La suppression du droit de préemption des Safer n'est pas d'actualité, mais un rapport rendu public en mars 2017 (voir encadré) a remis le sujet sur le devant de la scène. « Nous sommes extrêmement satisfaits de ce rapport, commente Philippe Brayer, le nouveau président de la Fédération nationale de la propriété rurale privée (FNPPR). Le droit de préemption ne concerne que 0,6 % des ventes, mais c'est l'arme des Safer. Une arme redoutable. Quand un propriétaire veut vendre, il regarde le prix Safer et sait qu'il ne pourra pas vendre plus cher, même si un acquéreur lui fait une meilleure offre. »
Ce dispositif empêche des investisseurs extérieurs d'arriver sur le marché foncier au détriment des exploitants, estime Philippe Brayer. « En Allemagne, les terres sont plus chères qu'en France, et l'agriculture se porte bien. Des investisseurs mettent les terres en fermage. Les exploitants ne sont pas obligés d'investir dans le foncier. Un jeune qui s'installe peut ainsi garder son argent pour financer son exploitation », argumente-t-il.
La tonalité est évidemment différente du côté des Safer. Pour Dominique Granier, viticulteur dans le Gard et président de la Safer Languedoc-Roussillon, « la Safer est le gendarme du foncier. Elle ne pourrait pas fonctionner sans le droit de préemption. Si le marché était libre, ce sont les plus riches qui achèteraient. Les Safer et le monde politique ont dit non à cette loi du plus fort ».
Rémi Dumas, viticulteur et président des Jeunes Agriculteurs de l'Hérault, est également favorable au maintien du droit de préemption. « Ce droit permet aux jeunes de s'installer hors cadre familial ou à des exploitations de s'agrandir, estime-t-il. Il permet aussi d'éviter à l'agriculture de perdre trop de surfaces, notamment dans l'Hérault où la pression foncière est importante. »
Le droit de préemption servirait les intérêts de quelques professionnels puissants et bien informés : c'est l'un des reproches formulés à l'encontre de ce droit. Rémi Dumas le réfute : « Le copinage ? On est assez nombreux à siéger aux comités de préemption et d'attribution pour éviter ce risque. Nous faisons en sorte d'être objectifs et justes. Mais nos décisions font toujours des mécontents. »
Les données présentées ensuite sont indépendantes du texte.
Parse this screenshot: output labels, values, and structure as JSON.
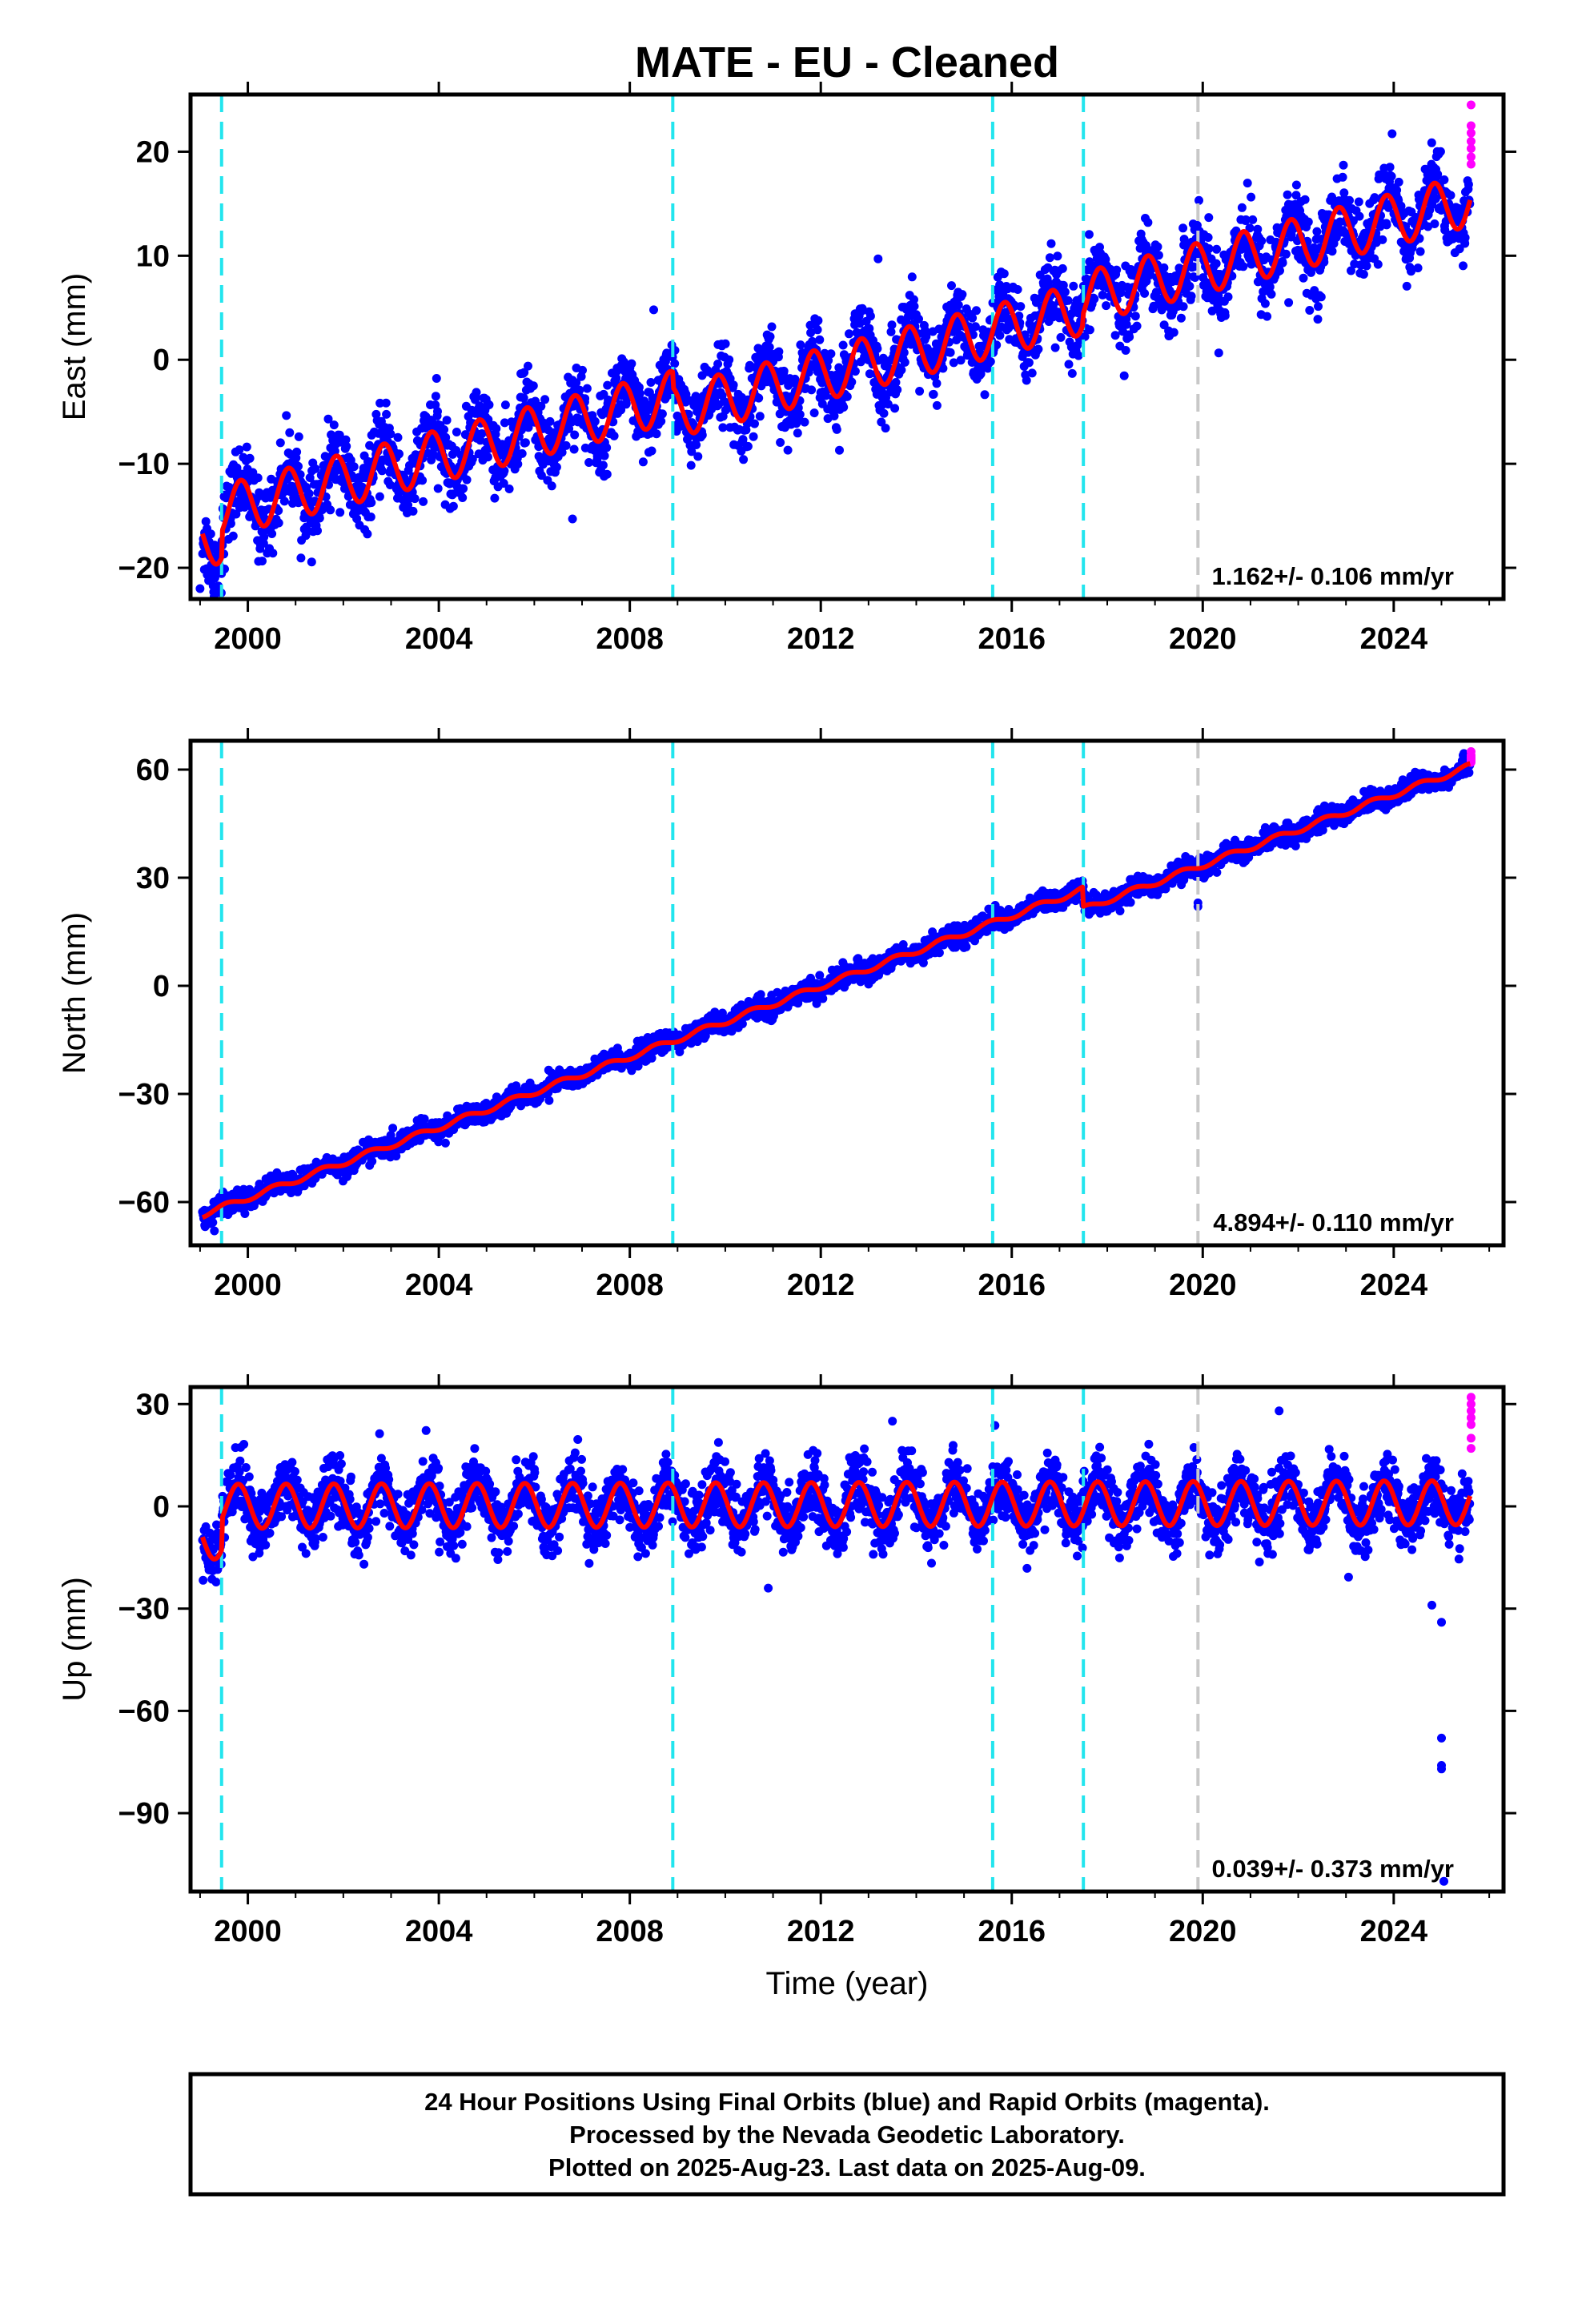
{
  "title": "MATE  - EU - Cleaned",
  "chart_data": [
    {
      "type": "scatter",
      "panel": "east",
      "ylabel": "East (mm)",
      "xlabel": "",
      "xlim": [
        1998.8,
        2026.3
      ],
      "ylim": [
        -23,
        25.5
      ],
      "xticks": [
        2000,
        2004,
        2008,
        2012,
        2016,
        2020,
        2024
      ],
      "yticks": [
        -20,
        -10,
        0,
        10,
        20
      ],
      "rate_text": "1.162+/- 0.106 mm/yr",
      "grid": false,
      "model": {
        "rate": 1.162,
        "annual_amplitude": 2.5,
        "phase": 0.6,
        "start": 1999.05,
        "end": 2025.6,
        "start_value": -17.5
      },
      "offsets": [
        {
          "year": 1999.45,
          "dy": 2.5
        },
        {
          "year": 2008.9,
          "dy": -1.5
        },
        {
          "year": 2017.5,
          "dy": 1.0
        }
      ],
      "scatter_sigma": 1.8,
      "outliers": [
        {
          "x": 1999.0,
          "y": -22
        },
        {
          "x": 2006.8,
          "y": -15.3
        },
        {
          "x": 2013.2,
          "y": 9.7
        },
        {
          "x": 2021.8,
          "y": 5.5
        },
        {
          "x": 2008.5,
          "y": 4.8
        }
      ],
      "rapid_values": [
        24.5,
        22.5,
        21.8,
        21.0,
        20.3,
        19.5,
        18.8
      ],
      "series": [
        {
          "name": "Final Orbits",
          "color": "#0000ff"
        },
        {
          "name": "Rapid Orbits",
          "color": "#ff00ff"
        },
        {
          "name": "Model",
          "color": "#ff0000"
        }
      ]
    },
    {
      "type": "scatter",
      "panel": "north",
      "ylabel": "North (mm)",
      "xlabel": "",
      "xlim": [
        1998.8,
        2026.3
      ],
      "ylim": [
        -72,
        68
      ],
      "xticks": [
        2000,
        2004,
        2008,
        2012,
        2016,
        2020,
        2024
      ],
      "yticks": [
        -60,
        -30,
        0,
        30,
        60
      ],
      "rate_text": "4.894+/- 0.110 mm/yr",
      "grid": false,
      "model": {
        "rate": 4.894,
        "annual_amplitude": 0.8,
        "phase": 0.3,
        "start": 1999.05,
        "end": 2025.6,
        "start_value": -63.5
      },
      "offsets": [
        {
          "year": 2017.5,
          "dy": -5.5
        }
      ],
      "scatter_sigma": 1.4,
      "outliers": [
        {
          "x": 2019.9,
          "y": 22
        },
        {
          "x": 2019.9,
          "y": 23
        },
        {
          "x": 1999.3,
          "y": -68
        }
      ],
      "rapid_values": [
        65,
        64,
        63.5,
        63,
        62.5,
        62
      ],
      "series": [
        {
          "name": "Final Orbits",
          "color": "#0000ff"
        },
        {
          "name": "Rapid Orbits",
          "color": "#ff00ff"
        },
        {
          "name": "Model",
          "color": "#ff0000"
        }
      ]
    },
    {
      "type": "scatter",
      "panel": "up",
      "ylabel": "Up (mm)",
      "xlabel": "Time (year)",
      "xlim": [
        1998.8,
        2026.3
      ],
      "ylim": [
        -113,
        35
      ],
      "xticks": [
        2000,
        2004,
        2008,
        2012,
        2016,
        2020,
        2024
      ],
      "yticks": [
        -90,
        -60,
        -30,
        0,
        30
      ],
      "rate_text": "0.039+/- 0.373 mm/yr",
      "grid": false,
      "model": {
        "rate": 0.039,
        "annual_amplitude": 6.5,
        "phase": 0.55,
        "start": 1999.05,
        "end": 2025.6,
        "start_value": -9.0
      },
      "offsets": [
        {
          "year": 1999.45,
          "dy": 9.0
        }
      ],
      "scatter_sigma": 4.5,
      "outliers": [
        {
          "x": 2025.0,
          "y": -68
        },
        {
          "x": 2025.0,
          "y": -76
        },
        {
          "x": 2025.0,
          "y": -77
        },
        {
          "x": 2025.05,
          "y": -110
        },
        {
          "x": 2025.0,
          "y": -34
        },
        {
          "x": 2024.8,
          "y": -29
        },
        {
          "x": 2010.9,
          "y": -24
        },
        {
          "x": 2021.6,
          "y": 28
        },
        {
          "x": 2013.5,
          "y": 25
        }
      ],
      "rapid_values": [
        32,
        30,
        28,
        26,
        24,
        20,
        17
      ],
      "series": [
        {
          "name": "Final Orbits",
          "color": "#0000ff"
        },
        {
          "name": "Rapid Orbits",
          "color": "#ff00ff"
        },
        {
          "name": "Model",
          "color": "#ff0000"
        }
      ]
    }
  ],
  "event_lines": {
    "cyan_years": [
      1999.45,
      2008.9,
      2015.6,
      2017.5
    ],
    "gray_years": [
      2019.9
    ],
    "cyan_color": "#22e5ee",
    "gray_color": "#c8c8c8"
  },
  "caption": {
    "line1": "24 Hour Positions Using Final Orbits (blue) and Rapid Orbits (magenta).",
    "line2": "Processed by the Nevada Geodetic Laboratory.",
    "line3": "Plotted on 2025-Aug-23. Last data on 2025-Aug-09."
  }
}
« On prend beaucoup plus de coups en tant que président de Safer que de chambre d'agriculture ou de MSA, complète Dominique Granier. C'est un poste qui nécessite des qualités humaines et de la droiture. Il faut savoir faire le ménage si on a des doutes sur les motivations de certains membres du comité de préemption. Les décisions sont contrôlées par l'État et désormais ce comité est ouvert aux chasseurs, écologistes, collectivités locales, etc. »
Plutôt que d'être affaibli, le droit de préemption des Safer a été renforcé en 2014. Depuis, cette date, les Safer peuvent préempter les parts de toute société agricole intégralement cédée.
Après l'affaire de la vente d'une ferme de 1 700 ha dans l'Indre à des Chinois, des responsables professionnels ont obtenu un nouveau renforcement du droit de préemption. En février 2017, le Parlement a voté une loi permettant aux Safer de préempter les parts d'une société faisant l'objet d'une cession partielle. Mais le Conseil constitutionnel a invalidé cette disposition. « C'est une victoire des propriétaires, se félicite Philippe Brayer. On aurait pu se retrouver, au sein d'une société foncière, avec une personne qui n'a rien à voir avec la famille ! Le fond du problème est surtout financier car un pan des ventes échappait aux Safer. C'est un manque à gagner pour elles. »
Dominique Granier, de son côté, était favorable à cette extension du droit de préemption pour éviter les cessions déguisées à des investisseurs. Il espère que ce dossier sera repris par les futurs parlementaires.
« Un manque de transparence »
Dans un rapport achevé en février 2013, mais publié le 6 mars dernier seulement, un inspecteur des Finances et deux inspecteurs de l'Agriculture préconisent la suppression du droit de préemption des Safer. Ils jugent que ce droit représente « une menace du fait d'un manque de transparence, à la fois dans la justification du droit et dans ses modalités de mise en oeuvre ». Ils ajoutent que les « interventions des Safer sont de plus en plus suspectées de conflits d'intérêt ». Ils préconisent que les décrets définissant les périmètres de préemption des Safer ne soient pas renouvelés au fur et à mesure qu'ils arrivent à échéance. Ces auteurs proposent aussi la suppression du barème administratif de fixation du prix du fermage au profit d'une libre fixation des prix. Pour eux, l'abolition du droit de préemption et du barème des fermages permettrait d'attirer des capitaux extérieurs au monde agricole vers le marché foncier.